Sony Computer Entertainment Inc. (SCE) is similarly building separate fabs
to make the components that will power its Playstation 2 console, and
Nintendo's Dolphin unit will likewise be a driving force of the
company's and its supplier's semiconductor business. But Nintendo's
business model

differs from SCE's in that Nintendo will not take part in the fab
investment. Instead, NEC alone will invest about $755 million in the
fab. The investment will be included in NEC's budgets of fiscal 2000 and
2001. "We'll design the new line as a multiple product line. We'll operate
the line at our discretion," said Kanji Sugihara, senior vice president
of NEC.

"That's why we invest all, with no Nintendo participation." The NEC line
will be able to run the 0.13-micron UX4 process that NEC announced
earlier this month, which was developed for system-on-chip devices.

Nintendo outlined the Dolphin structure this past May when it announced
an alliance with Matsushita Electric Industrial Co. Ltd., from which it
will obtain DVD technology, including copy protection. Dolphin will use a
customized 400-MHz PowerPC that will be supplied by IBM Corp., a 200-MHz
DRAM embedded graphic chip developed by ArtX Inc., and high-speed DRAM
with a memory-bus bandwidth of 3.2 Gbytes per second. All these chips will
be fabricated in a 0.18-micron process. NEC intends to eventually shift
the line to 0.13-micron production using the UX4 process.

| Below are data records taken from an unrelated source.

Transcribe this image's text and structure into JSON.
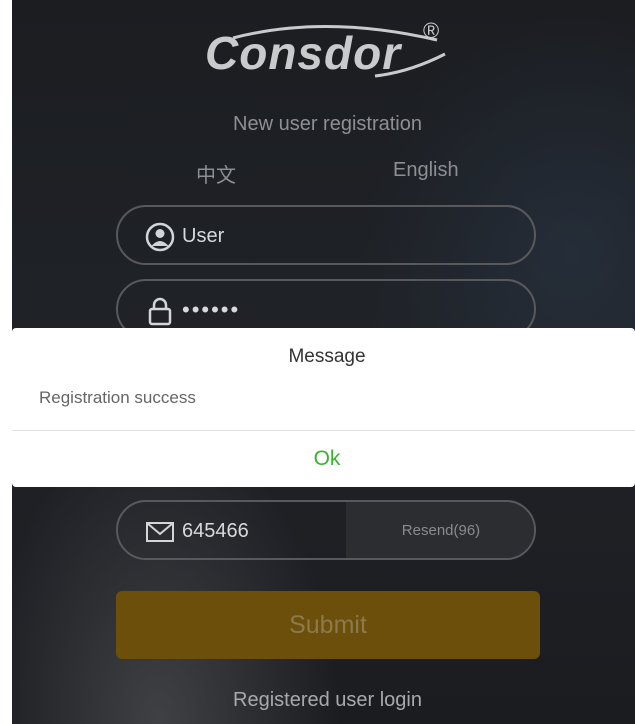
{
  "logo": {
    "text": "Consdor",
    "registered": "®"
  },
  "header": {
    "title": "New user registration"
  },
  "language": {
    "chinese": "中文",
    "english": "English"
  },
  "form": {
    "username": "User",
    "password_mask": "••••••",
    "verification_code": "645466",
    "resend_label": "Resend(96)",
    "submit_label": "Submit"
  },
  "footer": {
    "login_link": "Registered user login"
  },
  "dialog": {
    "title": "Message",
    "message": "Registration success",
    "ok_label": "Ok"
  },
  "colors": {
    "accent_ok": "#3bb22f",
    "submit_bg": "#6b4f0a",
    "background": "#1a1c20"
  }
}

Hiroshi Yamashita, president of Nintendo, hinted in May that NEC would
supply the graphics chip and high-speed DRAM for Dolphin. NEC has been
supplying the core chips of the current-generation Nintendo 64 player,
including the CPU, so the companies have already established a close
relationship.

NEC will fabricate Nintendo's graphics chip and high-speed DRAM on the same
line. The DRAM will be "an application specific memory" dedicated for use
in Dolphin, said Keiichi Shimakura, associate senior vice president of NEC.

NEC executives provided little detail of the chips, but said the
data-transfer rate of the DRAM would be 3.2 Gbytes/second, which is
faster than Rambus. The 3.2-Gbyte rate is equal to that of Sony's
Playstation 2, which will use Rambus as main memory.

NEC will first install the 0.13-micron UX4 process on a line of its Tsuruoka
fab, located at NEC Yamagata in northern Japan, in the second half of
its current fiscal year, which ends in March. The company will invest about
$142 million on the line, which will begin fabrication using UX4 next April.

"Tsuruoka fab will be the main base of UX4 process technology, but we
decided to make the No. 9 fab as the base of embedded DRAM devices,"
said Shimakura. The company's No. 9 fab will be equipped with optical
scanners featuring KrF lithography to prepare for the UX4 process.

"The load of embedded DRAM chips on a line is heavy," said Shimakura.
"It is impossible to make embedded DRAM chips on our existing lines.
We need a new line."

The first target of the new fab is chips for Dolphin, but the line could
be used for UX4-based chips in the future, Shimakura said.